Did you notice the return type? The variable f is holding an anonymous function. The returned function takes an integer and gives a tuple of an integer and double. If we call this function with an employee number, it will give you the hike.

                                        
    f(1001)
    //Output
    res4: (Int, Double) = (1001,3500.0)                                     
                                 

If you pass an employee number that doesn't exist, you get an exception.

                                            
    f(1006)
    //NoSuchElement                                     
                                     

And here is my question to you. Where is this f looking for employee number? Think about it.
Look at the code for getHike. We have e and p defined inside the function body. They are local values for the getHike function.

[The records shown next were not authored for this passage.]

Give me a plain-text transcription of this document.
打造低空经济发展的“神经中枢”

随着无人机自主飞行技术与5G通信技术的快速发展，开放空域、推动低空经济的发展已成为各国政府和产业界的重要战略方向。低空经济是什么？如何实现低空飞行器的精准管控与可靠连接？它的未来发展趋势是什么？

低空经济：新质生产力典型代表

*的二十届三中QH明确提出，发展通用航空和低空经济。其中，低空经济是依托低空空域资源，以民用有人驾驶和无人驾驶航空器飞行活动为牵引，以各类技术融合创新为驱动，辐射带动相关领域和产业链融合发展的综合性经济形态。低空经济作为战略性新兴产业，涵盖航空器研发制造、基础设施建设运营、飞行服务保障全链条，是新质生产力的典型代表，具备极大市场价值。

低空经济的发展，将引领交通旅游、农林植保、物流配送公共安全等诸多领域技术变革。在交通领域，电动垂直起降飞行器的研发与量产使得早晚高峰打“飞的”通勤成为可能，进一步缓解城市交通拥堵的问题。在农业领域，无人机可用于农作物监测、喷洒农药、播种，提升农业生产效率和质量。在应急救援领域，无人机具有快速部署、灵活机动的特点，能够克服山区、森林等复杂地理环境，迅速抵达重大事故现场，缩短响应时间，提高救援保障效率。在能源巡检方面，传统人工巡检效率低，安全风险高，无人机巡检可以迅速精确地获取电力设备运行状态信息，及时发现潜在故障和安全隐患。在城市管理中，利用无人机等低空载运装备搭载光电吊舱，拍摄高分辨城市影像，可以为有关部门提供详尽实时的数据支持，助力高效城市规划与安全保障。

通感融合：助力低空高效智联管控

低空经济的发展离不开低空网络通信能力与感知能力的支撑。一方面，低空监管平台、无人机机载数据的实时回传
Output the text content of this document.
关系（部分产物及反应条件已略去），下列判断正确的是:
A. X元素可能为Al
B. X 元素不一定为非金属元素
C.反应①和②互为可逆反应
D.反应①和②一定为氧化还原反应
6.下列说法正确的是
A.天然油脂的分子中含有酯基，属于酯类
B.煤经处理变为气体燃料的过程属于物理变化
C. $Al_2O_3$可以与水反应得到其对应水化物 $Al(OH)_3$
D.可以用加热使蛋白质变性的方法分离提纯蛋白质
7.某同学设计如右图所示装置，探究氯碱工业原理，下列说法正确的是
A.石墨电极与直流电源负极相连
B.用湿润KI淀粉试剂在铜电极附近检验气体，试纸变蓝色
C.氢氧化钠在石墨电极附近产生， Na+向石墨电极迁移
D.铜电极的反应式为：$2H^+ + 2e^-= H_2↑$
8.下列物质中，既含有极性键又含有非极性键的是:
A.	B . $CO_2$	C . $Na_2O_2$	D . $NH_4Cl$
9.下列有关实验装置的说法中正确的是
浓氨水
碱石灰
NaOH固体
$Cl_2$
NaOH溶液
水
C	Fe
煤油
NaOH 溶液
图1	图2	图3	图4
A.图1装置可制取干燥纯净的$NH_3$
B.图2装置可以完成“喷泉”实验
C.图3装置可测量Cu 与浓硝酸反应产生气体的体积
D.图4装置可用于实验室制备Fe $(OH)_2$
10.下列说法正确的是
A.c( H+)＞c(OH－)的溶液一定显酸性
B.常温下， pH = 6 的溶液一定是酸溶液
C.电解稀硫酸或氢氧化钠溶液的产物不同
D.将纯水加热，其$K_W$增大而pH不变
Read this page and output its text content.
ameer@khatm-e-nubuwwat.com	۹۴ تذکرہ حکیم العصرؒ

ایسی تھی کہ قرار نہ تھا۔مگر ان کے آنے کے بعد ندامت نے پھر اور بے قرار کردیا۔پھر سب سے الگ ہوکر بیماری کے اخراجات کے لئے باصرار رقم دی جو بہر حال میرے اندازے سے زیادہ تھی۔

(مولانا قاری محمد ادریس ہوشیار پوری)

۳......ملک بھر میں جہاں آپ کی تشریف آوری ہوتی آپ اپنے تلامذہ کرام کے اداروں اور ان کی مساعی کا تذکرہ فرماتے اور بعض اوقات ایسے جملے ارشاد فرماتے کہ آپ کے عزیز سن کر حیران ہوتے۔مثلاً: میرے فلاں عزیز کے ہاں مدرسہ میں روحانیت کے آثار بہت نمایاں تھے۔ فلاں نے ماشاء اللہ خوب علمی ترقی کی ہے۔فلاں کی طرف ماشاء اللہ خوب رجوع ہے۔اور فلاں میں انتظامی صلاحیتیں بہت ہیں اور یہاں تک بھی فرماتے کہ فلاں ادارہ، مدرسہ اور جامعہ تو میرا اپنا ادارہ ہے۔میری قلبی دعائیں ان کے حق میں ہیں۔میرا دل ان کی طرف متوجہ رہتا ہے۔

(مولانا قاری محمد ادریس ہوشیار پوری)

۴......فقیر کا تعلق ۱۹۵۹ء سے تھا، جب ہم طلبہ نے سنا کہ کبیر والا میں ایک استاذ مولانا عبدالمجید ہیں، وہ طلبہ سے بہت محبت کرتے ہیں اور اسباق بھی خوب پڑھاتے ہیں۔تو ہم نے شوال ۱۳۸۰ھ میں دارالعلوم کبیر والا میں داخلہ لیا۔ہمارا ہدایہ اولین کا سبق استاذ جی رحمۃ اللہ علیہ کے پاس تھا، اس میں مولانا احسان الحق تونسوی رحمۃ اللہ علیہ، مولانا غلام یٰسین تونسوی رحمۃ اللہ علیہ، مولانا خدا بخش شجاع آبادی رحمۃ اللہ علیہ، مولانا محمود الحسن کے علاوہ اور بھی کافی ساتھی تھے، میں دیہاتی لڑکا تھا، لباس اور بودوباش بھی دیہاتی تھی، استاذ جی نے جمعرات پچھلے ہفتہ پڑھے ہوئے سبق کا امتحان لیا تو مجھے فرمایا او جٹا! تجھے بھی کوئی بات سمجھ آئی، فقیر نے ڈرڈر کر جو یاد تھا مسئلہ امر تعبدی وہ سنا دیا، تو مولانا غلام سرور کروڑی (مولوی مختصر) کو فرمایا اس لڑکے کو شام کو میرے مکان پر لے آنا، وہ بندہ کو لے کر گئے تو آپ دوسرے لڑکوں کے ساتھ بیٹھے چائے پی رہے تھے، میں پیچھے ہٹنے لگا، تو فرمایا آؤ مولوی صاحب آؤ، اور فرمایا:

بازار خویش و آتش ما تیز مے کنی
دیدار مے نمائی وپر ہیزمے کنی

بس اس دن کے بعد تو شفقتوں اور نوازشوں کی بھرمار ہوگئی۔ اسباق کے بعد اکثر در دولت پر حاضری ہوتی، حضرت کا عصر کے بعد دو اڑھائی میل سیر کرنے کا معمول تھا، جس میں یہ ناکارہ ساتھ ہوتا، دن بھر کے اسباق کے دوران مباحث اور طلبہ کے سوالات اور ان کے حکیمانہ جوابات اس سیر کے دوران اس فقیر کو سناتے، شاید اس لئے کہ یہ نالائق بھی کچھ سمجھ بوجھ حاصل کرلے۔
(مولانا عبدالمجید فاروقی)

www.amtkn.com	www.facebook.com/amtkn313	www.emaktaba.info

Right? But they are free variables for the anonymous function body in the last line.
Now, here is the point that I want to make.
The anonymous function returned from the last line is a closure. It uses two free variables. e and p. When we return it from the getHike, it carries the state of the e and the p with it. So, f contains the data with it. Right? Just like an object in the object-oriented world. When you start practicing functional programming, you will realize that closures and their capability to carry the state is incredible. It saves you a lot of complicated and unnecessary code and simplifies your solution.
Thank you for watching Learning Journal. Keep learning and Keep growing.